In the mouse experiments, "prepubertal uterine wet weight was approximately 16% heavier in females housed in the used polycarbonate caging with used polycarbonate water bottles relative to mice housed in used polypropylene cages, although the results were not statistically significant (P =0.31). The authors note, however, that uterine weight is not a very sensitive whole-animal assay for BPA exposure. Patterns of mammary duct development are approximately 4000 times more sensitive.

What does it mean? According to the authors: "Our findings here suggest that aquatic laboratory animals may be exposed to sufficient BPA due to leaching from worn polycarbonate caging to result in a significant impact on reproductive parameters. This prediction is based on a number of recent reports of significant effects at very low concentrations of BPA in frogs, fish and mollusks."

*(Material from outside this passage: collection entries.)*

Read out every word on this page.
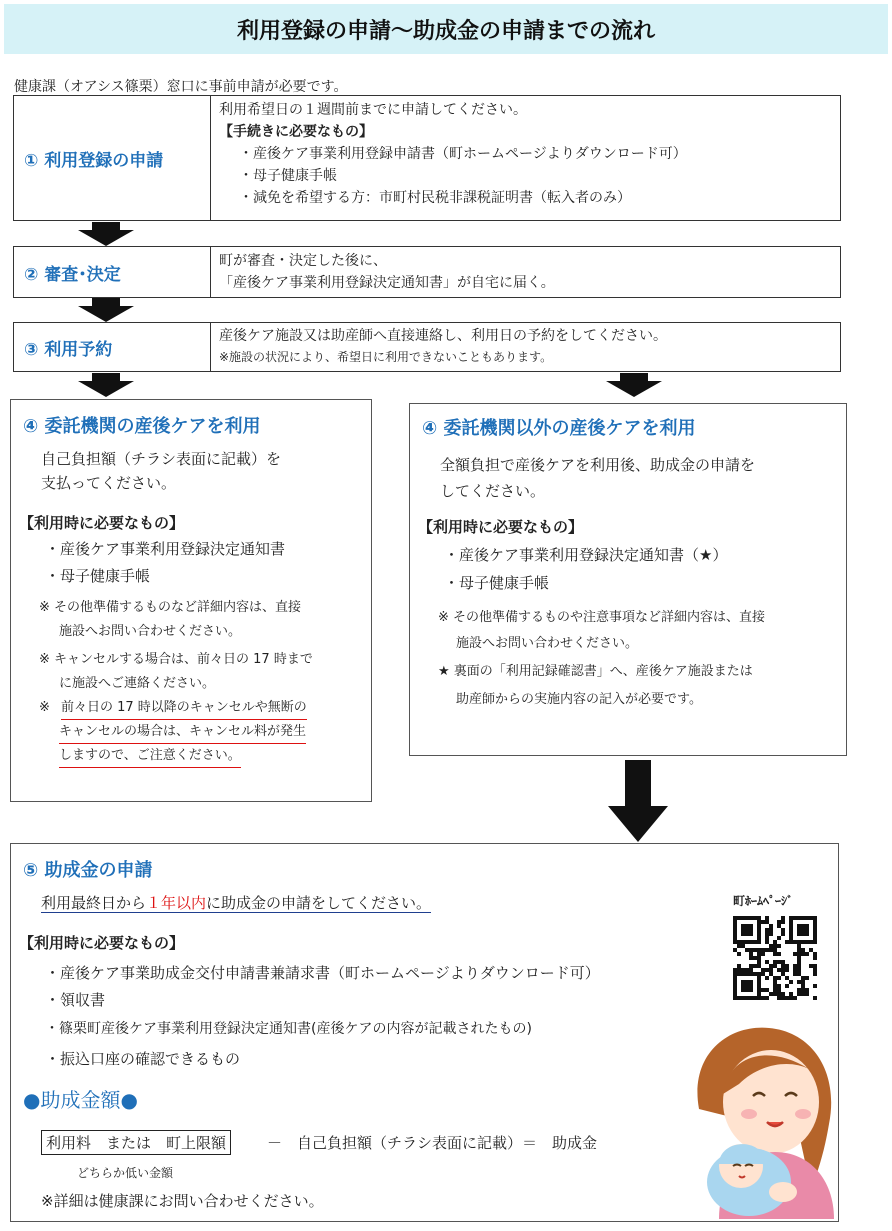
利用登録の申請～助成金の申請までの流れ
健康課（オアシス篠栗）窓口に事前申請が必要です。
① 利用登録の申請
利用希望日の１週間前までに申請してください。
【手続きに必要なもの】
・産後ケア事業利用登録申請書（町ホームページよりダウンロード可）
・母子健康手帳
・減免を希望する方：市町村民税非課税証明書（転入者のみ）
② 審査･決定
町が審査・決定した後に、
「産後ケア事業利用登録決定通知書」が自宅に届く。
③ 利用予約
産後ケア施設又は助産師へ直接連絡し、利用日の予約をしてください。
※施設の状況により、希望日に利用できないこともあります。
④ 委託機関の産後ケアを利用
自己負担額（チラシ表面に記載）を
支払ってください。
【利用時に必要なもの】
・産後ケア事業利用登録決定通知書
・母子健康手帳
※ その他準備するものなど詳細内容は、直接
施設へお問い合わせください。
※ キャンセルする場合は、前々日の 17 時まで
に施設へご連絡ください。
※ 前々日の 17 時以降のキャンセルや無断の
キャンセルの場合は、キャンセル料が発生
しますので、ご注意ください。
④ 委託機関以外の産後ケアを利用
全額負担で産後ケアを利用後、助成金の申請を
してください。
【利用時に必要なもの】
・産後ケア事業利用登録決定通知書（★）
・母子健康手帳
※ その他準備するものや注意事項など詳細内容は、直接
施設へお問い合わせください。
★ 裏面の「利用記録確認書」へ、産後ケア施設または
助産師からの実施内容の記入が必要です。
⑤ 助成金の申請
利用最終日から１年以内に助成金の申請をしてください。
【利用時に必要なもの】
・産後ケア事業助成金交付申請書兼請求書（町ホームページよりダウンロード可）
・領収書
・篠栗町産後ケア事業利用登録決定通知書(産後ケアの内容が記載されたもの)
・振込口座の確認できるもの
●助成金額●
利用料　または　町上限額	－　自己負担額（チラシ表面に記載）＝　助成金
どちらか低い金額
※詳細は健康課にお問い合わせください。
町ﾎｰﾑﾍﾟｰｼﾞ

As to mammals like rats and mice, the cornerstones of regulatory toxicology, while the uterine results were not significant, it is likely other assays such as in utero effects on prostate weight or time to puberty would have yielded significant results, as these, like mammary duct development, are far more sensitive to BPA.

Howdeshell et al. also observe that polycarbonate is not the only source of bisphenol A in the laboratory: "BPA migration into human serum has been reported with the use of polycarbonate and polysulfone plastic hemodialysis equipment. Another potential route of BPA exposure in the laboratory is polyvinyl chloride (PVC) pipes used in the supply of tap water; BPA is added as a stabilizer in the production of PVC products.

They recommend that researchers be aware of the potential confounding effects of BPA contamination and take extra measures to minimize this possibility, including filtering water.

The key question, which they do not even begin to address, is how many negative results now pervade the scientific and regulatory literature because of BPA leaching from laboratory equipment. Their findings make this a strong possibility.